Background: Oncolytic adenoviruses are an attractive strategy for treating cancers resistant to conventional treatments. However, their systemic utility could be limited as a result of the high prevalence of pre-existing immunity towards the vector. Furthermore, neutralizing antibodies (NAbs) may prevent successful intravenous readministration of the same agent. Previous preclinical reports indicate that the NAb response can be partially overcome by modifying the adenoviral fiber knob. However, to date, this strategy has not been evaluated in human patients.
Methods: Twenty-four human patients with advanced cancer were treated with two cycles of oncolytic adenoviruses, featuring three capsid variants: unmodified adenovirus serotype 5 (Ad5), serotype 5 with RGD motif in the HI-loop of the fiber knob (Ad5-RGD) and serotype 5 carrying fiber knob from serotype 3 (Ad5/3). A virus with different fiber structure was used for the second round of treatment and patient serum was analyzed for a neutralizing effect.
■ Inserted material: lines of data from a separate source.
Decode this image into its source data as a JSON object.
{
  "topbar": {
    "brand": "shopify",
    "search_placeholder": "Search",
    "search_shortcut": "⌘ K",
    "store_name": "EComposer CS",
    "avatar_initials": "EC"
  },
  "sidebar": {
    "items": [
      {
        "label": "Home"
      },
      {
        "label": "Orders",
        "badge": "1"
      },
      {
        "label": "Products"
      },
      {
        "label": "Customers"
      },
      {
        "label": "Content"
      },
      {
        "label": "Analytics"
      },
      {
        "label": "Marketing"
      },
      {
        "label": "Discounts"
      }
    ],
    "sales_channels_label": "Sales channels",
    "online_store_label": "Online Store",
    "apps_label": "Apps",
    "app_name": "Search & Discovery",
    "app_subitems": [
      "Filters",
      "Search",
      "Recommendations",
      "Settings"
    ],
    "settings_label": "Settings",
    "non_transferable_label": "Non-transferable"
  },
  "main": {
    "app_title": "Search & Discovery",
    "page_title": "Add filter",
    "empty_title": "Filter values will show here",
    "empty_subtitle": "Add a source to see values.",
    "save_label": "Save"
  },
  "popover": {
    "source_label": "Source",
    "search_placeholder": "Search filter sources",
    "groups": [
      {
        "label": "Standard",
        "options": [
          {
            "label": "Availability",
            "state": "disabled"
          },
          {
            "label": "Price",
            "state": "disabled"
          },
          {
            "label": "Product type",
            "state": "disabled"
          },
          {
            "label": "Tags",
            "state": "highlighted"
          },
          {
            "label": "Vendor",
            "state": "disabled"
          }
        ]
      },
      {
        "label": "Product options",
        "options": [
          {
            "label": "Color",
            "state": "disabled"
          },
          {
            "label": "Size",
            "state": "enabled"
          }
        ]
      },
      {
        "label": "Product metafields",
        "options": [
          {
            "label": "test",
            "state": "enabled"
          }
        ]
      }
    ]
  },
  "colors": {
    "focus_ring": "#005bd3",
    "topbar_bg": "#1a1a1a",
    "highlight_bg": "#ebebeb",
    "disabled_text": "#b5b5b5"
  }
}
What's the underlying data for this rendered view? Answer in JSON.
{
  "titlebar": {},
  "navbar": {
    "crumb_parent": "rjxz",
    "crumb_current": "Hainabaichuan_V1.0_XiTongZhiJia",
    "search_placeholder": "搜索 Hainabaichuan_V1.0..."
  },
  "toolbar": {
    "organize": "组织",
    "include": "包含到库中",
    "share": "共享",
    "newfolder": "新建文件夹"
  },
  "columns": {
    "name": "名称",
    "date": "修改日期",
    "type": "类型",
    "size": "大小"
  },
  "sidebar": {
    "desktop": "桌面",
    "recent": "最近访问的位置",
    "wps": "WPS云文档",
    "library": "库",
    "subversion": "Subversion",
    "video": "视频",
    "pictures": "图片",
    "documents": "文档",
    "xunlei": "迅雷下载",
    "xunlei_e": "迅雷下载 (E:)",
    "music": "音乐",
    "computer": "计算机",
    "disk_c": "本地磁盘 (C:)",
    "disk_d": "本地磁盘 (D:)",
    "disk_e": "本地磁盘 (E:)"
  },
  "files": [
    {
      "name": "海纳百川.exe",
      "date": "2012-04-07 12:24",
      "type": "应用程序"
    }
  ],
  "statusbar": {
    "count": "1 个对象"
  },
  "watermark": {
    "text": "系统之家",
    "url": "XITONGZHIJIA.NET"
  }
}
Results: All patients developed NAbs against the virus that they were treated with. However, the magnitude and velocity of the response varied considerably. When measured just before the second treatment cycle, a differential in serum NAb titer against the first versus second virus was seen in 83% of cases, suggesting that even minor changes in the fiber knob can circumvent neutralization in cancer patients. No correlation between NAb titers and outcome variables was observed.
Conclusions: The results obtained in the present study extend previous preclinical reports into human cancer patients and suggest that modification of the fiber knob is a feasible strategy for circumventing the NAb response in patients receiving multiple rounds of oncolytic adenoviruses.